Section 2: Governors shall have standing to challenge federalization orders in federal court, with expedited review required within 72 hours. The federal government bears the burden of demonstrating that one of the conditions in Section 1 is satisfied.
Section 3: Federalized National Guard units may not be deployed for domestic law enforcement within any state without that state’s consent, except pursuant to specific congressional authorization identifying the constitutional violation being remedied, or court order following a finding of constitutional violation.
ARTICLE V: STATE DEFENSE FORCES
Section 1: States may organize, train, and maintain defense forces not subject to federal military authority, in numbers not exceeding twenty percent of their National Guard strength, for protection of state territory, institutions, and constitutional order.
Section 2: When a Governor, with approval of a constitutional majority of the state legislature, certifies that federal action within the state appears to violate the Constitution and that immediate interposition is necessary to prevent irreparable harm, state defense forces may act to prevent implementation of such federal action pending judicial review.
Section 3: Upon such interposition, the challenged federal action shall be stayed within that state.

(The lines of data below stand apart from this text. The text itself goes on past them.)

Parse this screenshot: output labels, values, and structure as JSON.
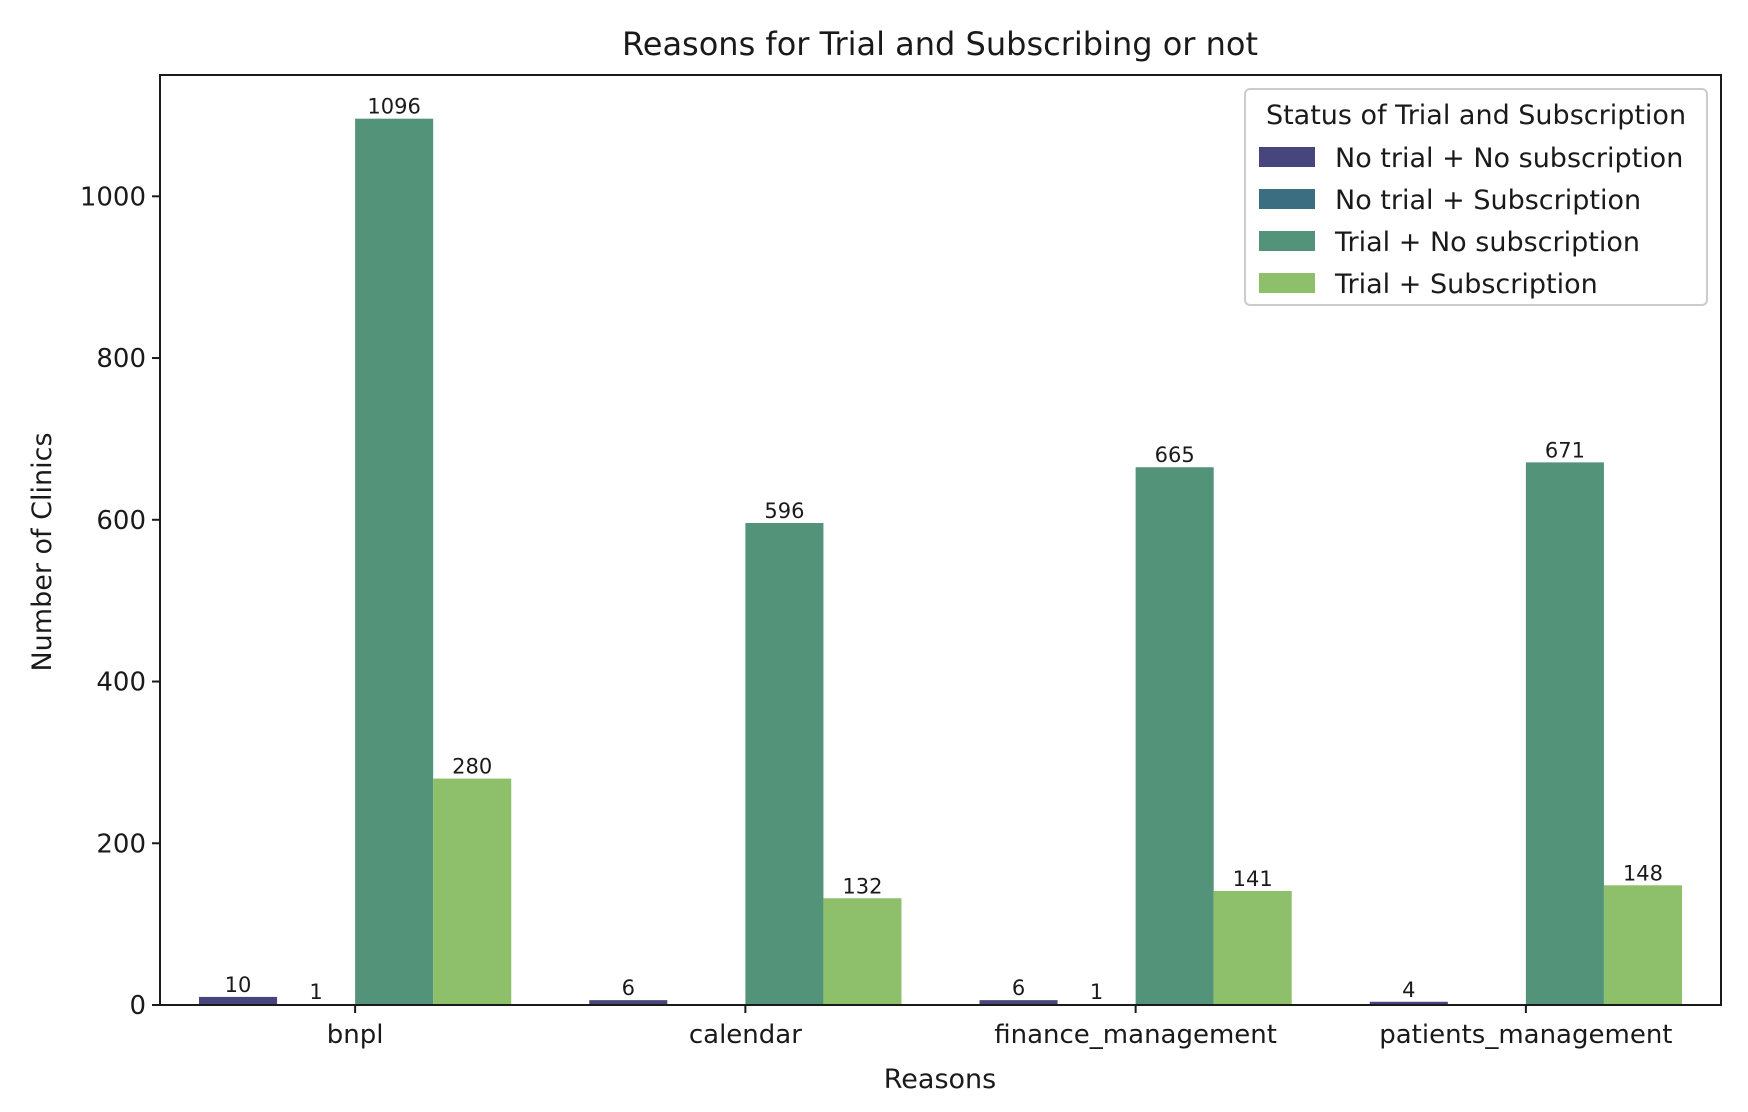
{
  "chart_data": {
    "type": "bar",
    "title": "Reasons for Trial and Subscribing or not",
    "xlabel": "Reasons",
    "ylabel": "Number of Clinics",
    "categories": [
      "bnpl",
      "calendar",
      "finance_management",
      "patients_management"
    ],
    "ylim": [
      0,
      1150
    ],
    "yticks": [
      0,
      200,
      400,
      600,
      800,
      1000
    ],
    "series": [
      {
        "name": "No trial + No subscription",
        "color": "#48457c",
        "values": [
          10,
          6,
          6,
          4
        ]
      },
      {
        "name": "No trial + Subscription",
        "color": "#3b6e80",
        "values": [
          1,
          null,
          1,
          null
        ]
      },
      {
        "name": "Trial + No subscription",
        "color": "#52937a",
        "values": [
          1096,
          596,
          665,
          671
        ]
      },
      {
        "name": "Trial + Subscription",
        "color": "#8ebf6a",
        "values": [
          280,
          132,
          141,
          148
        ]
      }
    ],
    "legend": {
      "title": "Status of Trial and Subscription",
      "position": "top-right"
    },
    "grid": false
  }
}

The matter shall receive expedited judicial review commencing within 72 hours in federal district court, with mandatory appeal to the Supreme Court within 30 days.
Section 4: If courts uphold the federal action, the state shall immediately comply. Continued resistance after adverse final judicial ruling shall subject state officials to federal prosecution. If courts invalidate the federal action, the federal government shall bear all costs of litigation and any damages resulting from attempted enforcement.